In traditional Ayahuasca ceremonies, the shaman gives the brew to a set of around 10 people at a time. A shaman is spiritually connected with the participants, and can feel how they feel, from a distance. Then he starts to chant an 'ícaro' according to each situation to heal the patient. An ícaro is a special melody. There are hundreds of them, they are taught orally, and each one refers to an extremely specific and abstract emotional landscape. The songs can also create specific geometric shapes in 3D, so one can have visions of very complex, colorful and abstract mind sculptures that everyone in the ceremony can see at the same time. In far-out tribes, people even share the shapes and take turns molding them and creating mental art in real time, by singing and broadcasting the shape of the song into the group’s collective psyche.

 

spirit of the Jaguar

Shamans can look very wise, the kind of wise that gives you the feeling of ‘Oh shit, he is stripping me naked by just looking at me’ when they look into your eyes. But they are not very zen-like, as, let’s say, Tibetan monks, since they are much more primal in character and completely independent in spirit. They use the ‘spirit of the Jaguar’ to become powerful. Sometimes shamans do not like each other and create rivalries and conflicts between them. Perhaps some shaman may be officiating an Ayahuasca ceremony and some other shaman, from dozens of kilometres away sends chaotic spirits to sabotage it. So then imagine you are in a ceremony down in the jungles of Peru tripping balls. Suddenly, the whole group begins to feel sick, and dozens of colorful lights and scary faces start to appear to everyone. Then the shaman needs to act. His psyche projects and imposes his will all over the room, and chases away the spirits. Apparently, since they came into contact with white people and their armies, there has been an arms race between shamans, so now that they have seen that tanks and jet fighters exist, they have begun to conjure them up in their mental battles. In my humble opinion? That is pretty amazing.

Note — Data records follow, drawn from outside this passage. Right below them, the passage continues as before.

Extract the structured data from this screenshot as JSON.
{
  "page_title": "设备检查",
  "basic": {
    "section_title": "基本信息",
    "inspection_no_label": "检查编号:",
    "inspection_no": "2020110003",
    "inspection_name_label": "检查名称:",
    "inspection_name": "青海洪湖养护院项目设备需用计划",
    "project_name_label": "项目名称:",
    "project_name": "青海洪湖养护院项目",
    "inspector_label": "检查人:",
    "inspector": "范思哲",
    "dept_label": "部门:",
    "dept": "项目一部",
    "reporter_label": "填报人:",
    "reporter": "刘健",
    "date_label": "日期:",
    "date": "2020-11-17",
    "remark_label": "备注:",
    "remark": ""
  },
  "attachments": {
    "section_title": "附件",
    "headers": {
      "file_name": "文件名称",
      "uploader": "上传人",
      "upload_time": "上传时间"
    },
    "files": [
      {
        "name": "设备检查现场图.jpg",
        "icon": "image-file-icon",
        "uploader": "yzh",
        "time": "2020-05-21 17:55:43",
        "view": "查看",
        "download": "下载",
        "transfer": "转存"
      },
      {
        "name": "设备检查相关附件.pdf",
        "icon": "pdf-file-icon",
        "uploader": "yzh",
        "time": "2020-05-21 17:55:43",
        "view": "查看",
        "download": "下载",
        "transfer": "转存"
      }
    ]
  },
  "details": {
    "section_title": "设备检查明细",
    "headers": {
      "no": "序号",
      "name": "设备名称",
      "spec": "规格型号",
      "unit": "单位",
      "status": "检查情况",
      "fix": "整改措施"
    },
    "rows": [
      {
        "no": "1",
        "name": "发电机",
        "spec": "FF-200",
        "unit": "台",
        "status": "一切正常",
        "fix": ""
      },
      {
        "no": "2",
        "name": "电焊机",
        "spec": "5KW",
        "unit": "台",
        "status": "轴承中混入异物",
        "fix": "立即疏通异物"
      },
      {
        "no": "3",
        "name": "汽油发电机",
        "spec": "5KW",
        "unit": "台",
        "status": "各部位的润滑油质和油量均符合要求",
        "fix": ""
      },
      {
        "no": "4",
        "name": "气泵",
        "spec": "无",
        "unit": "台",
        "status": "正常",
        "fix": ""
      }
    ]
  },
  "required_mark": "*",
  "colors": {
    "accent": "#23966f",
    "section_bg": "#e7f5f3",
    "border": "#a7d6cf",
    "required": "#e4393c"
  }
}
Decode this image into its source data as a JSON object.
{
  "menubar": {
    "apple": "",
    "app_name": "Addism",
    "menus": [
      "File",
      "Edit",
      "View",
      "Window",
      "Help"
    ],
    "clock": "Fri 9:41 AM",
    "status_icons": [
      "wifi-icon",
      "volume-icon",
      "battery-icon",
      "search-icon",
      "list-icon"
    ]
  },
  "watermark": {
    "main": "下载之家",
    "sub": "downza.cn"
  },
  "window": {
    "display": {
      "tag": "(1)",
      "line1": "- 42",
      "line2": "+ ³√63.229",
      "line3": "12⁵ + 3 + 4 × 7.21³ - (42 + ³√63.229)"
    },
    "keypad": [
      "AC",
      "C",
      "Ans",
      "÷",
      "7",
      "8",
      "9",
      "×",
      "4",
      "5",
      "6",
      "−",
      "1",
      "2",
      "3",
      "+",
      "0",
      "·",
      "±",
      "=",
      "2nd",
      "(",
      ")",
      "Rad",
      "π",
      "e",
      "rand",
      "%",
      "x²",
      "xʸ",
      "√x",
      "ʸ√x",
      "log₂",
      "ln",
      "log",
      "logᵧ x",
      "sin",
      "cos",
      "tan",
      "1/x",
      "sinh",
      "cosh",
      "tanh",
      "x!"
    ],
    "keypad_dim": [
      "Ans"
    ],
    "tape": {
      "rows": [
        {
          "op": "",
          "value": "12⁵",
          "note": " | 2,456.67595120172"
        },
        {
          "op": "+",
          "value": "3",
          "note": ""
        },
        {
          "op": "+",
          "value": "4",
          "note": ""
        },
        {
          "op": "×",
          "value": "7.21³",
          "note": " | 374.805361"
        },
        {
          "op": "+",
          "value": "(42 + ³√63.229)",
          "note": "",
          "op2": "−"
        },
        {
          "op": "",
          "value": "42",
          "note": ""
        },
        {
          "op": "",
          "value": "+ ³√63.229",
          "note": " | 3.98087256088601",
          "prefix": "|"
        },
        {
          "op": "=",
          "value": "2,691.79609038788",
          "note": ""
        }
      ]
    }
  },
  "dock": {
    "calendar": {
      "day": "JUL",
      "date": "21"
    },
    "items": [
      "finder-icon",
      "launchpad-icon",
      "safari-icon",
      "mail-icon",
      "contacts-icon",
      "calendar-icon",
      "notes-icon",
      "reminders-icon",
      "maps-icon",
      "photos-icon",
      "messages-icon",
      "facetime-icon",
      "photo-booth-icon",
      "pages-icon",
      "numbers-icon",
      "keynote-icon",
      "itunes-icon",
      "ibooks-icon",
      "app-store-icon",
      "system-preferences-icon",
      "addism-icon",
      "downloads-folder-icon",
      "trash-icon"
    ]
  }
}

Nowadays, sadly, the shamanic culture of the Amazon is disappearing along with their entire ancient, orally taught knowledge. A traditional shaman never left the jungle, nor had sex until he was at least twenty-five years old. Before that, he would spend all his time studying plants and his own mind in isolation with a teacher. Westernisation, native people exploitation and a rural exodus have degraded these traditions immensely and there are very few authentic shamans left, most of the remaining ones being semi-western people who have lost part of the mentality required to be able to do authentic magic, observe the immediate future, and other kinds of shamanic practices. Amazonian arcane shamanic techniques represent the last unbroken lineages of wisdom passed down since human prehistory. If they don't survive globalisation, humanity will lose our last remaining connection to the forgotten time where we lived in symbiosis with nature. In an age of dawning climatic catastrophe, their perspective and heritage are essential.